Hedge funds using computer algorithms to trade on market trends started 2015 with some of the industry’s highest returns as volatility in currencies, commodities and bonds surged. They’re also starting to win back investors.

Leda Braga’s Systematica Investments, Man Group Plc’s AHL Diversified and AHL Evolution, Lynx Asset Management AB and Stanley Fink’s ISAM Systematic Fund all rose through Jan. 16, the day after the Swiss franc surged on the central bank’s surprise decision to remove a cap on its currency.

Stung by three years of poor performance at quant funds, investors began allocating money to the strategy again in December, with more than $1 billion in new investments after 15 consecutive months of redemptions, according to eVestment, a data provider. The inflows followed record gains at quant firms in the second half of last year.

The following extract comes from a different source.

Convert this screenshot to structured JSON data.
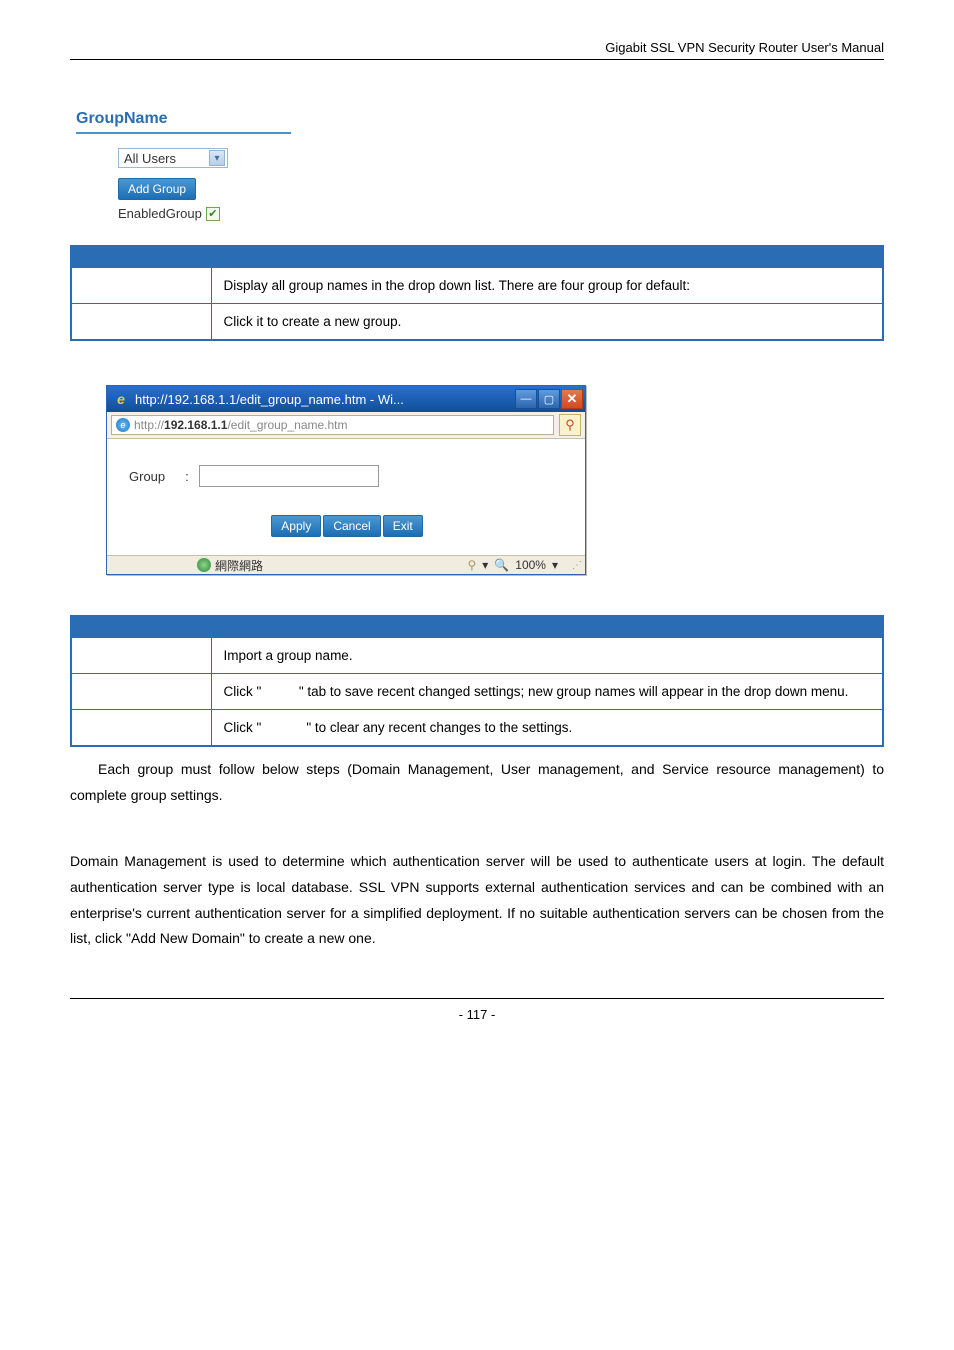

ISAM has returned about 11 percent this month, including a 7 percent jump on the day the Swiss franc’s cap against the euro was removed. Systematica, the $7.7 billion firm spun out of BlueCrest Capital Management this month, returned 7 percent through Jan. 16, while AHL Diversified rose 4.75 percent and Evolution 6.6 percent through Jan. 21, according to a person familiar with the matter.

Previous underperformance had been blamed in part on central bank interventions that altered the expected movements of security prices. The funds’ computer models try to predict and capture profitable moves in stocks, bonds and commodities.

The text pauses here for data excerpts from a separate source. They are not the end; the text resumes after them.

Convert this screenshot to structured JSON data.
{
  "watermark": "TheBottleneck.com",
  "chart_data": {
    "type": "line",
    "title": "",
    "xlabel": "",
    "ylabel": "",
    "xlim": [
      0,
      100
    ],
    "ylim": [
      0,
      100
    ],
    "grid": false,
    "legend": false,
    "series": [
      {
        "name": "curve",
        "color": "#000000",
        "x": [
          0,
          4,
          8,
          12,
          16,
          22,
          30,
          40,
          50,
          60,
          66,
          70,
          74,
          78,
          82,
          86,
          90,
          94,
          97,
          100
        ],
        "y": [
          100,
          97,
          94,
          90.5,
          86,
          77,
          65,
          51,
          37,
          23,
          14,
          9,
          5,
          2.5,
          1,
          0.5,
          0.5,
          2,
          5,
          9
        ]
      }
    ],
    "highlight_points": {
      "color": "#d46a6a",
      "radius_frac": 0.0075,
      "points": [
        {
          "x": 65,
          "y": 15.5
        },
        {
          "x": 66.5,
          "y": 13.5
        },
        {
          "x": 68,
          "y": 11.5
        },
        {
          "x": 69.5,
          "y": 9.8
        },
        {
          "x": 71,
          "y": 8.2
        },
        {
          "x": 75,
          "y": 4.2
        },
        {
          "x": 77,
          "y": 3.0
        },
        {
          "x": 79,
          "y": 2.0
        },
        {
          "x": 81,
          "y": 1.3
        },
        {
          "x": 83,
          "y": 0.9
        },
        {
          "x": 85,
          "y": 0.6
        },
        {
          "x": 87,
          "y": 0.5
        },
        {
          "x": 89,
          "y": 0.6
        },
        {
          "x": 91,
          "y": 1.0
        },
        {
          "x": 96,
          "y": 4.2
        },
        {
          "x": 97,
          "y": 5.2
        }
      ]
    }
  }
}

Lynx, which generated a 27 percent return last year, is up 4.1 percent through Jan. 16. Cantab Capital Partners’s main fund ended 2014 up 39 percent, while ISAM Systematic returned 62.4 percent last year. Winton Capital Management is also up this year.

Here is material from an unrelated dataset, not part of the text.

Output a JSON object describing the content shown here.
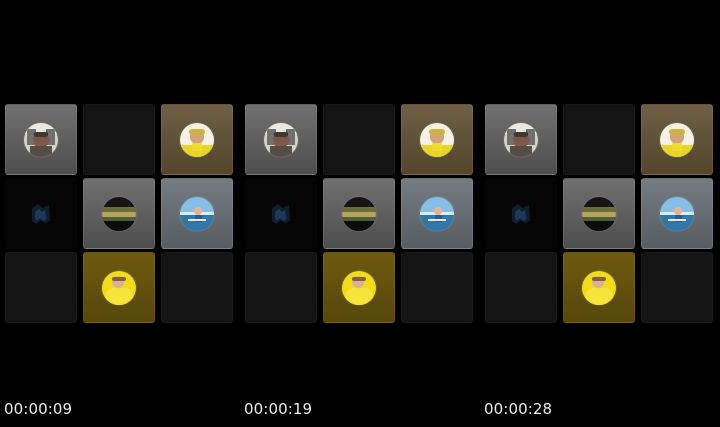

Newedge’s global head of alternative investments, James Skeggs, said the firms are benefiting from “sustained movements in commodity, bond and currency markets.” Newedge’s CTA Index, which tracks 20 large trend-following funds, has risen about 2.5 percent this year as of Jan. 21.

Investors pulled about $32 billion from quant funds in 2013 and $5.5 billion in 2012, according to eVestment. The last year with positive inflows was 2011, when $11.7 billion was allocated to quants.